Is het ambitieniveau eenmaal bepaald, dan kan daar ook een doorlooptijd om door te groeien naar een volgend ambitieniveau aan verbonden worden. De rijksoverheid heeft alle overheidsorganisaties een looptijd van zeven jaar gegeven om naar het hoogste openbaarheidsniveau toe te werken. Sneller doorgroeien naar een hoger niveau is uiteraard toegestaan, maar afhankelijk van de organisatie.
Blijf vooral pragmatisch in de aanpak en neem geen overhaaste stappen die ertoe kunnen leiden dat er wellicht een stap teruggezet moet worden.

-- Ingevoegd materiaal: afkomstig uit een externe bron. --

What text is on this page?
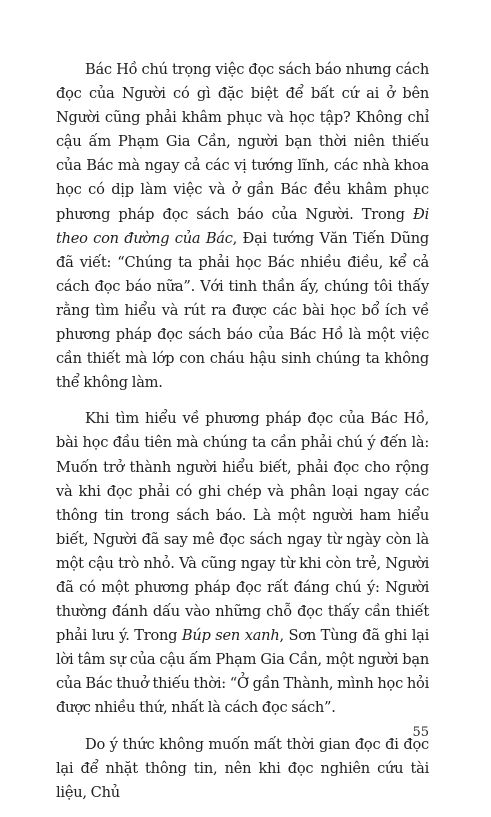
Bác Hồ chú trọng việc đọc sách báo nhưng cách đọc của Người có gì đặc biệt để bất cứ ai ở bên Người cũng phải khâm phục và học tập? Không chỉ cậu ấm Phạm Gia Cần, người bạn thời niên thiếu của Bác mà ngay cả các vị tướng lĩnh, các nhà khoa học có dịp làm việc và ở gần Bác đều khâm phục phương pháp đọc sách báo của Người. Trong Đi theo con đường của Bác, Đại tướng Văn Tiến Dũng đã viết: “Chúng ta phải học Bác nhiều điều, kể cả cách đọc báo nữa”. Với tinh thần ấy, chúng tôi thấy rằng tìm hiểu và rút ra được các bài học bổ ích về phương pháp đọc sách báo của Bác Hồ là một việc cần thiết mà lớp con cháu hậu sinh chúng ta không thể không làm.

Khi tìm hiểu về phương pháp đọc của Bác Hồ, bài học đầu tiên mà chúng ta cần phải chú ý đến là: Muốn trở thành người hiểu biết, phải đọc cho rộng và khi đọc phải có ghi chép và phân loại ngay các thông tin trong sách báo. Là một người ham hiểu biết, Người đã say mê đọc sách ngay từ ngày còn là một cậu trò nhỏ. Và cũng ngay từ khi còn trẻ, Người đã có một phương pháp đọc rất đáng chú ý: Người thường đánh dấu vào những chỗ đọc thấy cần thiết phải lưu ý. Trong Búp sen xanh, Sơn Tùng đã ghi lại lời tâm sự của cậu ấm Phạm Gia Cần, một người bạn của Bác thuở thiếu thời: “Ở gần Thành, mình học hỏi được nhiều thứ, nhất là cách đọc sách”.

Do ý thức không muốn mất thời gian đọc đi đọc lại để nhặt thông tin, nên khi đọc nghiên cứu tài liệu, Chủ

55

De basis is de sleutel tot succesvolle openbaarmaking
Ik heb het al eerder gezegd, maar herhaal het hier nogmaals. Om stukken succesvol openbaar te kunnen maken, is het belangrijk dat de basis goed ingericht is. Zorg ervoor dat je registers (PDC, ZTC, model-DSP) goed bijgewerkt zijn en ook goed bijgehouden worden. Treed zo nodig met je leveranciers van zaaksystemen, vakapplicaties en andere informatieoplossingen in overleg om veranderingen in wet- en regelgeving zo snel mogelijk in de registers verwerkt te zien. Vanuit die basis kunnen zaakdossiers die ontstaan opgeslagen worden in het archiefsysteem en van daaruit op het daarvoor geschikte platform openbaar gemaakt worden.
Alleen met een goede basis is openbaarmaking geen ‘lastig’ trucje meer en maakt het in wezen niet meer uit waar je die openbaarmaking kenbaar maakt.